W sobotę 17 listopada w godzinach przedpołudniowych do Gdyni ze swoich pierwszych, trzydniowych prób morskich wrócił patrolowiec Ślązak. W ich trakcie sprawdzane było działanie układu napędowego, manewrowość okrętu oraz funkcjonowanie urządzeń nawigacyjnych.
Czytaj też: "Ślązak", czyli jak nie budować okrętów
Patrolowiec rozpoczął próby morskie 14 listopada br. wypływając z portu w Gdyni w bezpośredniej asyście dwóch holowników. Poinformowała o tym w swoim komunikacie prasowym PGZ Stocznia Wojenna sp. z o. o. podając, że "zgodnie z harmonogramem kontraktowym oraz wcześniejszymi zapowiedziami, zakończył się pierwszy etap prób okrętu patrolowego Ślązak - próby stoczniowe. Rozpoczęły się planowane na jesień br. próby morskie okrętu.”

Próby morskie były realizowane na wodach Zatoki Gdańskiej. Zasadnicza ich część przebiegała w godzinach nocnych na akwenie położonym na wschód i południowy-wschód od Helu. W czasie dnia jednostka cumowała natomiast na redzie Gdyni. Podczas pierwszej nocy testowano podstawowe zdolności manewrowe okrętu, a tym samym działanie urządzeń sterowych oraz siłownię podczas rejsów z prędkością dochodzącą do 13 w.
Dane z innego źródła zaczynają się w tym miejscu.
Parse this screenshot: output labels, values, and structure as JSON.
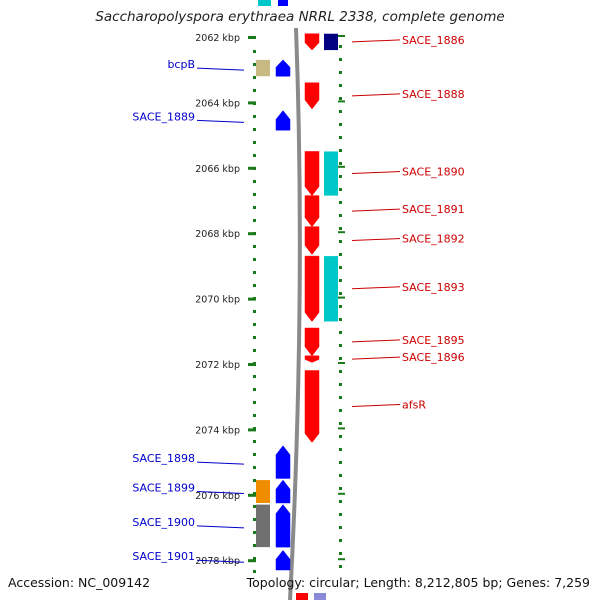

Podczas drugiej nocy skupiono się przede wszystkim na pracy urządzeń napędowych podczas dłuższego marszu tym samym kursem. W związku z ograniczonym obszarem prób morskich wymagało to pokonanie przez jednostkę kilkakrotnie tej samej trasy. Maksymalna prędkością jaką okręt się poruszał wynosiła ok. 19 w., oznacza to, że podczas testów wykorzystywano jedynie silniki wysokoprężne. Testy turbiny gazowej wykorzystywanej do osiągnięci prędkości maksymalnej odbędą się zapewne podczas jednego z kolejnych etapów prób morskich.

Noc z piątku na sobotę ponownie została wykorzystana do sprawdzenia właściwości manewrowych patrolowca, w tym poruszania się wstecz dzięki pracy śrub nastawnych i użycia dziobowego pędnika azymutalnego firmy Schottel, dzięki czemu okręt może poruszać się m.in. w bok z małymi prędkościami. Próby tego pędnika musiały wypaść pomyślnie, ponieważ już po powrocie do portu w czasie manewrów wewnątrz basenu portowego Ślązak manewrował samodzielnie, bezpośrednio asystowany tylko przez jeden holownik. Drugi co prawda znajdował się w pobliżu, ale jedynie w celu asekuracji w przypadku zaistnienia problemów, które na szczęście nie wystąpiły.